Factor Analysis

Introduction

In situations where many variables are at play, factor analysis identifies the key underlying factors or constructs within a set of data. A factor analysis may start with twenty known (or manifest) variables from a questionnaire and reduce them to, for instance, five constructs, or latent factors.

A greater understanding of these latent variables allows one to form a more nuanced understanding of a relationship than linear or multiple regression analysis. Factor analysis aids in understanding complex concepts that are difficult to measure directly, like socioeconomic status and personal beliefs.

The main steps of factor analysis include:

  1. Determining your variables. In a marketing context, these generally are product descriptions from the customer’s perspective.
  2. Collecting preferences via questionnaires or surveys.
  3. Performing factor analysis (in most instances, this involves running the data through a computer-based model) to determine underlying factors.
  4. Using the underlying factors to inform brand and product decisions.

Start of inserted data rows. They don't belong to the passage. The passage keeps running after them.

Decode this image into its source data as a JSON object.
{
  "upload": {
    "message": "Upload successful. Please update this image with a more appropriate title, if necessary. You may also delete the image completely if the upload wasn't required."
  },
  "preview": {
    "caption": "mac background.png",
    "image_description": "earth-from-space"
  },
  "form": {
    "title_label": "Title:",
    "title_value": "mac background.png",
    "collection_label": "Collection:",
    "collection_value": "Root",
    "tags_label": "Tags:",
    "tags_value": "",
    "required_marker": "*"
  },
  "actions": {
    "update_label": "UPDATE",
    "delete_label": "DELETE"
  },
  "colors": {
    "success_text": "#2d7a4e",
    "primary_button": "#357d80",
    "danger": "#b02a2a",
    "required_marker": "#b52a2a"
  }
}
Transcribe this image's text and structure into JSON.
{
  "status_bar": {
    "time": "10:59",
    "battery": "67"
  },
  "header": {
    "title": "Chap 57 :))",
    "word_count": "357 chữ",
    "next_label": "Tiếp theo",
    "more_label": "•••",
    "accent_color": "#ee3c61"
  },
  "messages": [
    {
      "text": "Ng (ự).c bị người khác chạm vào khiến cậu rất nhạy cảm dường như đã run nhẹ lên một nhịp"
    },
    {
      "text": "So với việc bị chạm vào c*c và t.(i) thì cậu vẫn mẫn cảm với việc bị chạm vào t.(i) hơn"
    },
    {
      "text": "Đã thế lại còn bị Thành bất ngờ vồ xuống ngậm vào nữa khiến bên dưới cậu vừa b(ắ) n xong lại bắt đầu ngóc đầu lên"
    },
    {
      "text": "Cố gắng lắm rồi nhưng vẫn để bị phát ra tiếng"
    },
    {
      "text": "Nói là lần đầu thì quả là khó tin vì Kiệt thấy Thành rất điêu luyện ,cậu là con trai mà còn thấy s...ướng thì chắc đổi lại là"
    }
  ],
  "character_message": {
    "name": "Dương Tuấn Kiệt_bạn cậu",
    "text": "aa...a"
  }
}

Factor analysis tends to be most effective with larger sample sizes: 300 is good, 500 is very good, and 1000 or more is excellent (Comrey and Lee 1992).

Examples

A CPG company wants to segment the consumer base for their baby food offerings. Below are some hypotheses about needs-related attitudes of parents choosing food for their baby. These variables can be condensed into the following underlying factors:

Factor Analysis

Applications

Factor analysis in psychology is mainly used for intelligence research, but has also been used to find factors in a broader range of areas such as personality, attitudes, beliefs, etc. Within a marketing context, factor analysis can be particularly useful in constructing perceptual maps and brand positioning.